Friday, January 16, 2015: 2:30 PM-4:15 PM
Iberville, Fourth Floor (New Orleans Marriott)
Cluster: Research Design and Measurement
Izumi Sakamoto, PhD, University of Toronto, Ronald Pitner, PhD, University of South Carolina and Matthew D. Chin, MSW, MA, University of Michigan-Ann Arbor
While the arts have been used as part of social work practice throughout the profession’s history, arts-based research (ABR) has only gained popularity within social work in recent years.  Broadly defined, ABR can be conceptualized as any research efforts using arts for data collection, analysis and/or the dissemination of research findings. A variety of art modalities are used, including theatre, photography, poetry, music and crafts. Social work scholars have pointed to the many advantages of ABR, including the potential democratization of the research participation process. Despite the increasingly common use of art in data collection, less attention has been paid to how we might analyze the arts-based data. In this workshop, three presenters will explore different ways of analyzing arts-based data in social work research.

The first presenter will discuss a photovoice project, which is a well-known community-based participatory research (CBPR) method that has been used in a plethora of research studies across the world. Photovoice allows community members to visually represent, through photographs, their community experiences, as well as their community strengths and concerns, which then would engage viewers in critical dialogue and ultimately inform social change. However, there seems to be a void when it comes to the audience (i.e., non-participants of photovoice) getting involved in this critical dialogue. This presentation will demonstrate an innovative method entitled “LENS,” which is a process that invites the audience to engage in a critical dialogue about the work produced by photovoice participants.

The second project explored the tacit dimensions of employment barriers faced by skilled immigrants to Canada. The research team collaborated with a theatre specialist, and devised a data collection method drawing from drama therapy techniques, in ways that would elicit tacit knowledge from immigrants, their mentors and service providers. The data from these arts-based focus groups were audio-recorded for transcription, and the key activities were visually captured in photographs. Two separate teams within the research project analyzed the data in a complementary manner: one using multiple coding strategies informed by grounded theory, and the other using an arts-based interpretive approach where the arts were also used in data analysis itself. A knowledge mobilization outcome is a theatre script and performance to convey the tacit nature of the findings. 

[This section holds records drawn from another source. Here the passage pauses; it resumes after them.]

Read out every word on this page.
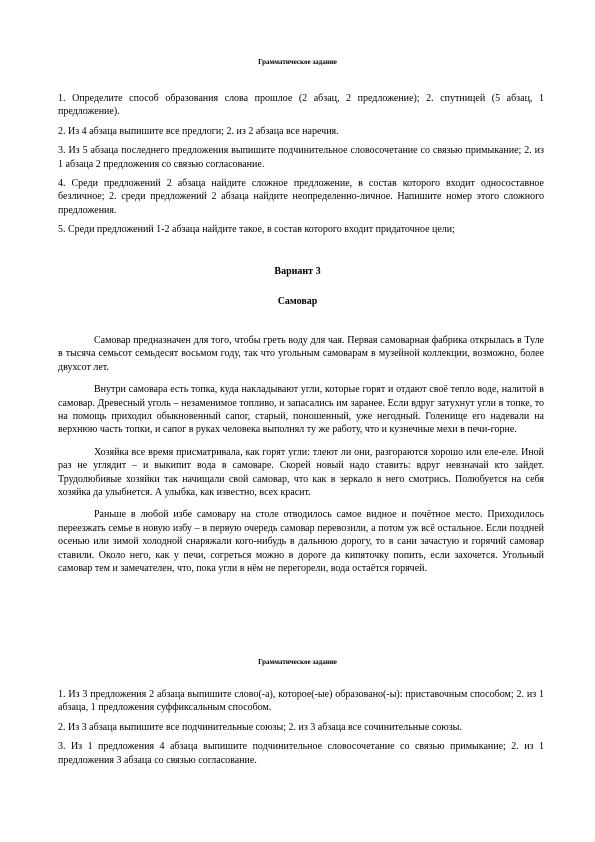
Грамматическое задание

1. Определите способ образования слова прошлое (2 абзац, 2 предложение); 2. спутницей (5 абзац, 1 предложение).

2. Из 4 абзаца выпишите все предлоги; 2. из 2 абзаца все наречия.

3. Из 5 абзаца последнего предложения выпишите подчинительное словосочетание со связью примыкание; 2. из 1 абзаца 2 предложения со связью согласование.

4. Среди предложений 2 абзаца найдите сложное предложение, в состав которого входит односоставное безличное; 2. среди предложений 2 абзаца найдите неопределенно-личное. Напишите номер этого сложного предложения.

5. Среди предложений 1-2 абзаца найдите такое, в состав которого входит придаточное цели;

Вариант 3
Самовар

Самовар предназначен для того, чтобы греть воду для чая. Первая самоварная фабрика открылась в Туле в тысяча семьсот семьдесят восьмом году, так что угольным самоварам в музейной коллекции, возможно, более двухсот лет.

Внутри самовара есть топка, куда накладывают угли, которые горят и отдают своё тепло воде, налитой в самовар. Древесный уголь – незаменимое топливо, и запасались им заранее. Если вдруг затухнут угли в топке, то на помощь приходил обыкновенный сапог, старый, поношенный, уже негодный. Голенище его надевали на верхнюю часть топки, и сапог в руках человека выполнял ту же работу, что и кузнечные мехи в печи-горне.

Хозяйка все время присматривала, как горят угли: тлеют ли они, разгораются хорошо или еле-еле. Иной раз не углядит – и выкипит вода в самоваре. Скорей новый надо ставить: вдруг невзначай кто зайдет. Трудолюбивые хозяйки так начищали свой самовар, что как в зеркало в него смотрись. Полюбуется на себя хозяйка да улыбнется. А улыбка, как известно, всех красит.

Раньше в любой избе самовару на столе отводилось самое видное и почётное место. Приходилось переезжать семье в новую избу – в первую очередь самовар перевозили, а потом уж всё остальное. Если поздней осенью или зимой холодной снаряжали кого-нибудь в дальнюю дорогу, то в сани зачастую и горячий самовар ставили. Около него, как у печи, согреться можно в дороге да кипяточку попить, если захочется. Угольный самовар тем и замечателен, что, пока угли в нём не перегорели, вода остаётся горячей.

Грамматическое задание

1. Из 3 предложения 2 абзаца выпишите слово(-а), которое(-ые) образовано(-ы): приставочным способом; 2. из 1 абзаца, 1 предложения суффиксальным способом.

2. Из 3 абзаца выпишите все подчинительные союзы; 2. из 3 абзаца все сочинительные союзы.

3. Из 1 предложения 4 абзаца выпишите подчинительное словосочетание со связью примыкание; 2. из 1 предложения 3 абзаца со связью согласование.
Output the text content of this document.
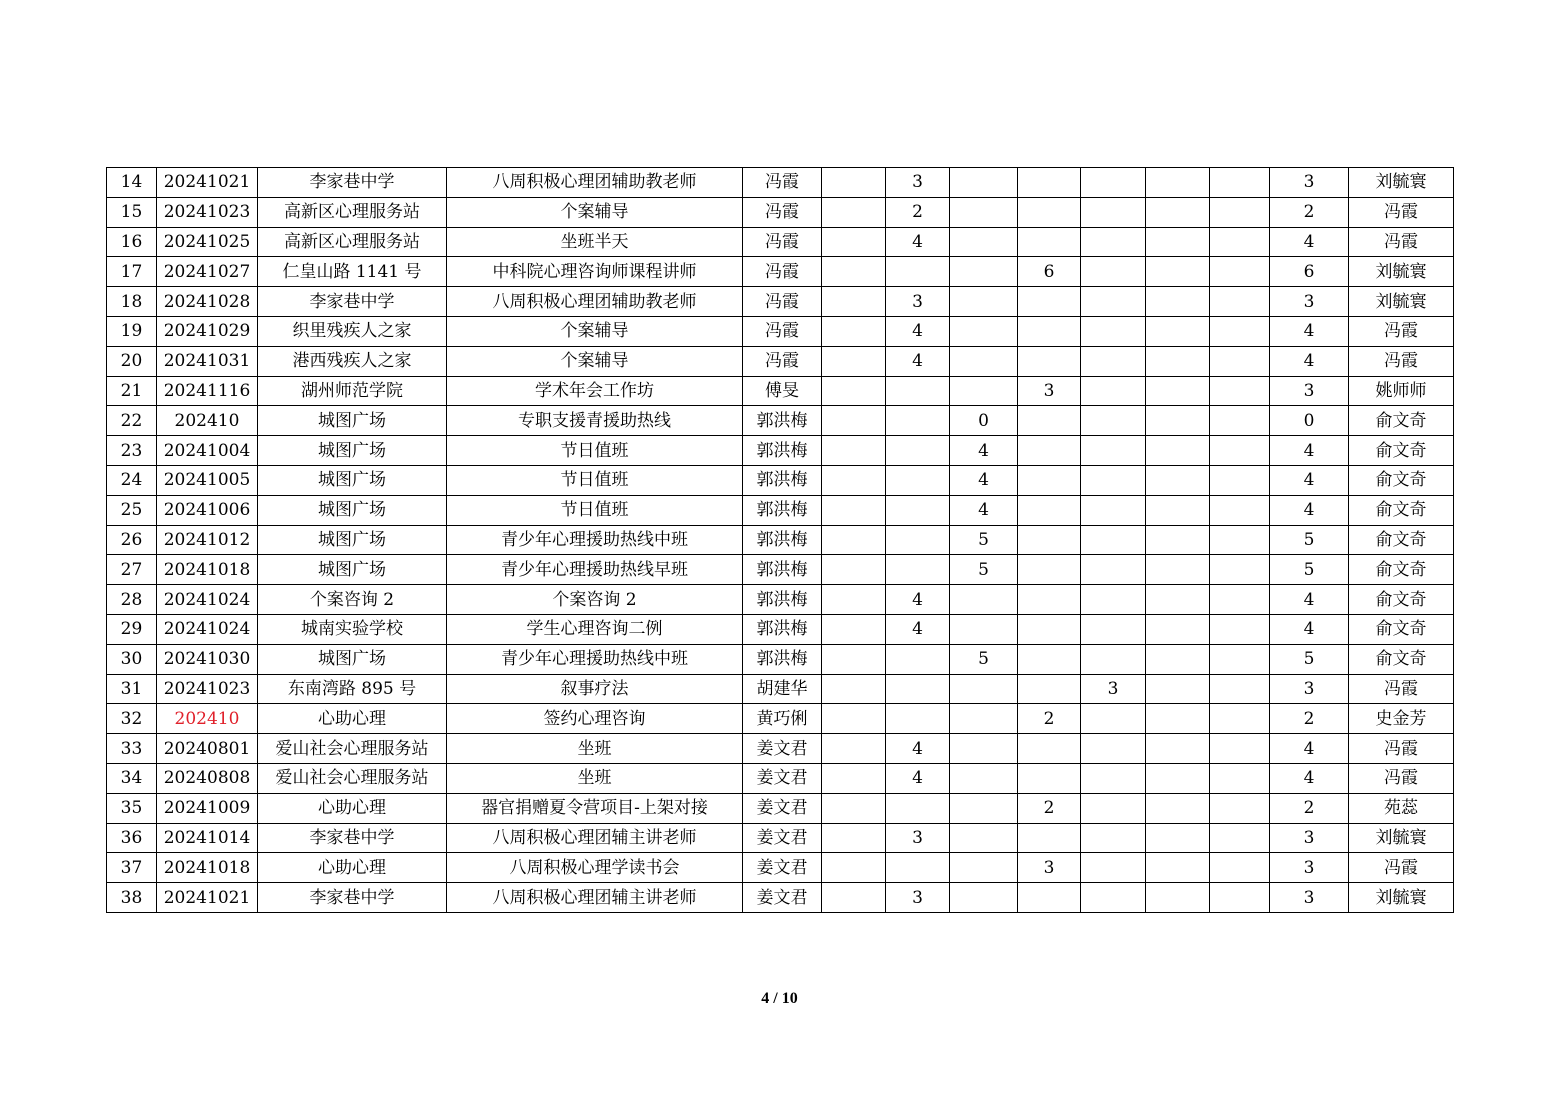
14	20241021	李家巷中学	八周积极心理团辅助教老师	冯霞		3						3	刘毓寰
15	20241023	高新区心理服务站	个案辅导	冯霞		2						2	冯霞
16	20241025	高新区心理服务站	坐班半天	冯霞		4						4	冯霞
17	20241027	仁皇山路 1141 号	中科院心理咨询师课程讲师	冯霞				6				6	刘毓寰
18	20241028	李家巷中学	八周积极心理团辅助教老师	冯霞		3						3	刘毓寰
19	20241029	织里残疾人之家	个案辅导	冯霞		4						4	冯霞
20	20241031	港西残疾人之家	个案辅导	冯霞		4						4	冯霞
21	20241116	湖州师范学院	学术年会工作坊	傅旻				3				3	姚师师
22	202410	城图广场	专职支援青援助热线	郭洪梅			0					0	俞文奇
23	20241004	城图广场	节日值班	郭洪梅			4					4	俞文奇
24	20241005	城图广场	节日值班	郭洪梅			4					4	俞文奇
25	20241006	城图广场	节日值班	郭洪梅			4					4	俞文奇
26	20241012	城图广场	青少年心理援助热线中班	郭洪梅			5					5	俞文奇
27	20241018	城图广场	青少年心理援助热线早班	郭洪梅			5					5	俞文奇
28	20241024	个案咨询 2	个案咨询 2	郭洪梅		4						4	俞文奇
29	20241024	城南实验学校	学生心理咨询二例	郭洪梅		4						4	俞文奇
30	20241030	城图广场	青少年心理援助热线中班	郭洪梅			5					5	俞文奇
31	20241023	东南湾路 895 号	叙事疗法	胡建华					3			3	冯霞
32	202410	心助心理	签约心理咨询	黄巧俐				2				2	史金芳
33	20240801	爱山社会心理服务站	坐班	姜文君		4						4	冯霞
34	20240808	爱山社会心理服务站	坐班	姜文君		4						4	冯霞
35	20241009	心助心理	器官捐赠夏令营项目-上架对接	姜文君				2				2	苑蕊
36	20241014	李家巷中学	八周积极心理团辅主讲老师	姜文君		3						3	刘毓寰
37	20241018	心助心理	八周积极心理学读书会	姜文君				3				3	冯霞
38	20241021	李家巷中学	八周积极心理团辅主讲老师	姜文君		3						3	刘毓寰
4 / 10
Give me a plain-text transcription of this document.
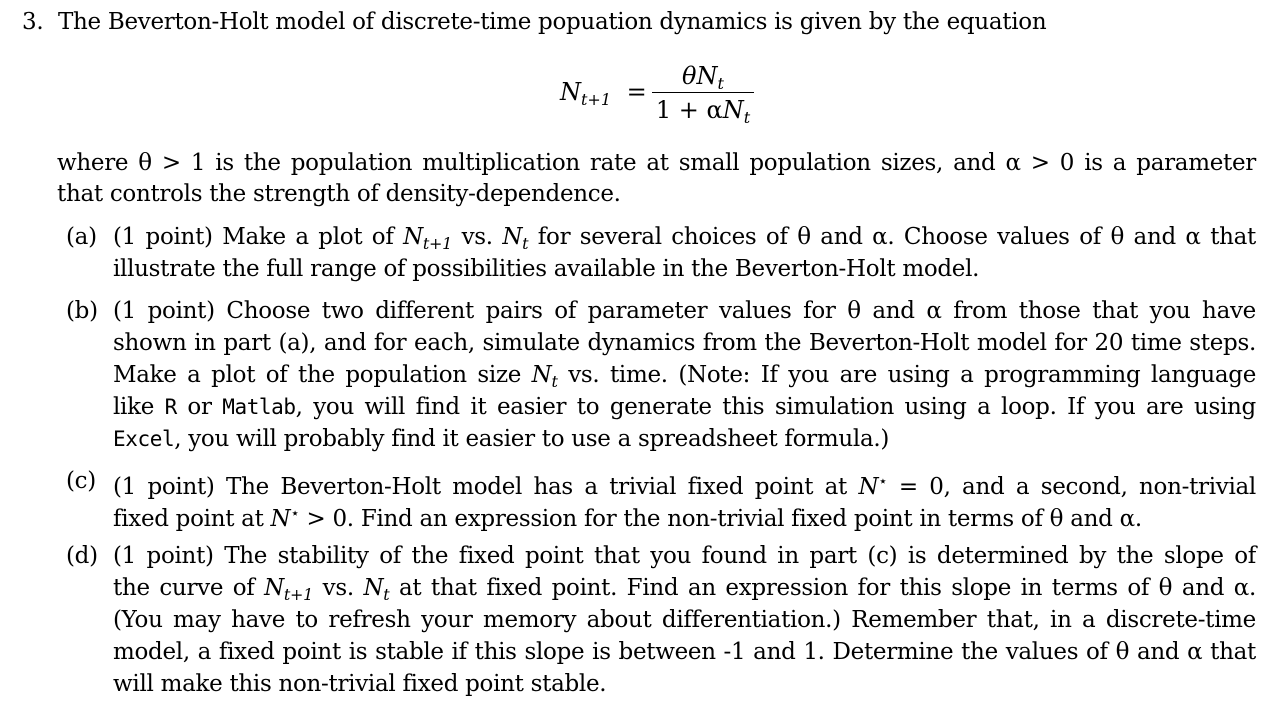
3. The Beverton-Holt model of discrete-time popuation dynamics is given by the equation
$N_{t+1}$ =
$\theta N_t$
$1 + \alpha N_t$
where θ > 1 is the population multiplication rate at small population sizes, and α > 0 is a parameter
that controls the strength of density-dependence.
(a) (1 point) Make a plot of $N_{t+1}$ vs. $N_t$ for several choices of θ and α. Choose values of θ and α that
illustrate the full range of possibilities available in the Beverton-Holt model.
(b) (1 point) Choose two different pairs of parameter values for θ and α from those that you have
shown in part (a), and for each, simulate dynamics from the Beverton-Holt model for 20 time steps.
Make a plot of the population size $N_t$ vs. time. (Note: If you are using a programming language
like R or Matlab, you will find it easier to generate this simulation using a loop. If you are using
Excel, you will probably find it easier to use a spreadsheet formula.)
(c) (1 point) The Beverton-Holt model has a trivial fixed point at N⋆ = 0, and a second, non-trivial
fixed point at N⋆ > 0. Find an expression for the non-trivial fixed point in terms of θ and α.
(d) (1 point) The stability of the fixed point that you found in part (c) is determined by the slope of
the curve of $N_{t+1}$ vs. $N_t$ at that fixed point. Find an expression for this slope in terms of θ and α.
(You may have to refresh your memory about differentiation.) Remember that, in a discrete-time
model, a fixed point is stable if this slope is between -1 and 1. Determine the values of θ and α that
will make this non-trivial fixed point stable.
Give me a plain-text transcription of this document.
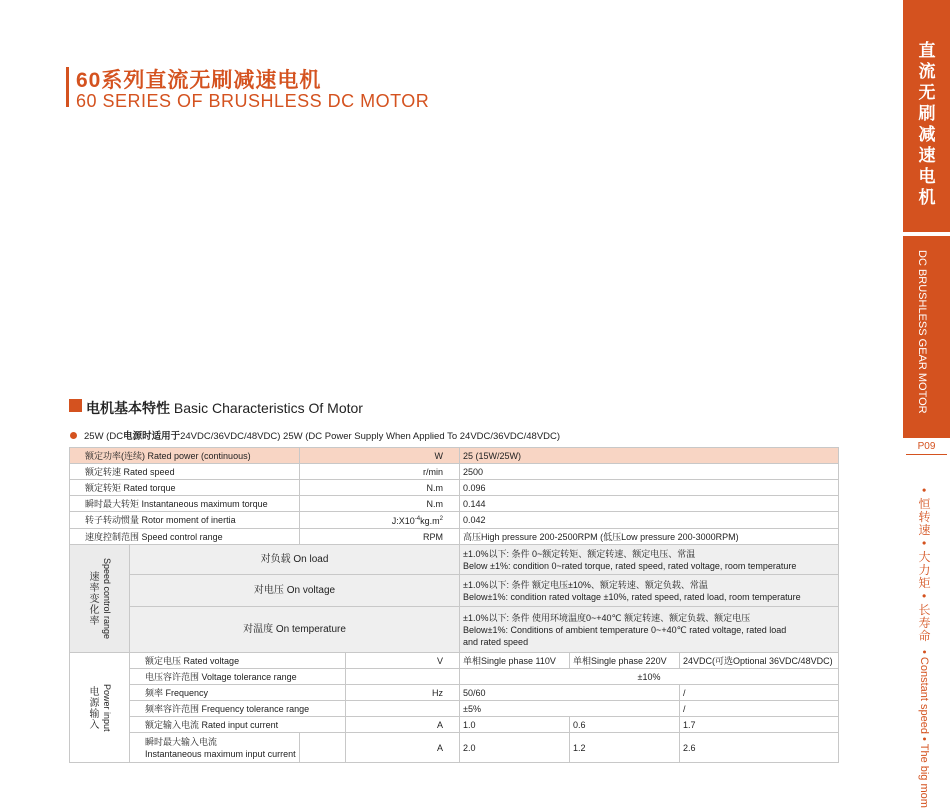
60系列直流无刷减速电机
60 SERIES OF BRUSHLESS DC MOTOR
直流无刷减速电机
DC BRUSHLESS GEAR MOTOR
P09
• 恒转速 • 大力矩 • 长寿命
• Constant speed • The big mom
电机基本特性 Basic Characteristics Of Motor
25W (DC电源时适用于24VDC/36VDC/48VDC) 25W (DC Power Supply When Applied To 24VDC/36VDC/48VDC)
额定功率(连续) Rated power (continuous)		W		25 (15W/25W)		
额定转速 Rated speed		r/min		2500		
额定转矩 Rated torque		N.m		0.096		
瞬时最大转矩 Instantaneous maximum torque		N.m		0.144		
转子转动惯量 Rotor moment of inertia		$J:X10^{-4}kg.m^2$		0.042		
速度控制范围 Speed control range		RPM		高压High pressure 200-2500RPM (低压Low pressure 200-3000RPM)		

速率变化率 Speed control range	对负载 On load			±1.0%以下: 条件 0~额定转矩、额定转速、额定电压、常温
Below ±1%: condition 0~rated torque, rated speed, rated voltage, room temperature		

	对电压 On voltage			±1.0%以下: 条件 额定电压±10%、额定转速、额定负载、常温
Below±1%: condition rated voltage ±10%, rated speed, rated load, room temperature		

	对温度 On temperature			±1.0%以下: 条件 使用环境温度0~+40℃ 额定转速、额定负载、额定电压
Below±1%: Conditions of ambient temperature 0~+40℃ rated voltage, rated load
and rated speed		

电源输入 Power input	额定电压 Rated voltage		V	单相Single phase 110V	单相Single phase 220V	24VDC(可选Optional 36VDC/48VDC)
	电压容许范围 Voltage tolerance range			±10%		
	频率 Frequency		Hz	50/60		/
	频率容许范围 Frequency tolerance range			±5%		/
	额定输入电流 Rated input current		A	1.0	0.6	1.7

	瞬时最大输入电流
Instantaneous maximum input current		A	2.0	1.2	2.6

The third project is an ethnographic study of community arts organizing among queer and trans people of color (QTPOC) in Toronto, Canada.  Focusing on the use of the arts as a mode of community organizing, the researcher examined how QTPOC community-arts organizers and those who participate in their events make sense of the process of making art in a community context. By way of analysis the researcher joined QTPOC community members in the way that they reflected on how they make art in relation to their collective and individual experiences and how the process of making art impacted intra- and inter-community relations.  

The presenters will then identify challenges for analyzing arts-based data, and discuss implications for social work research. The audience will be invited for active discussions on the themes.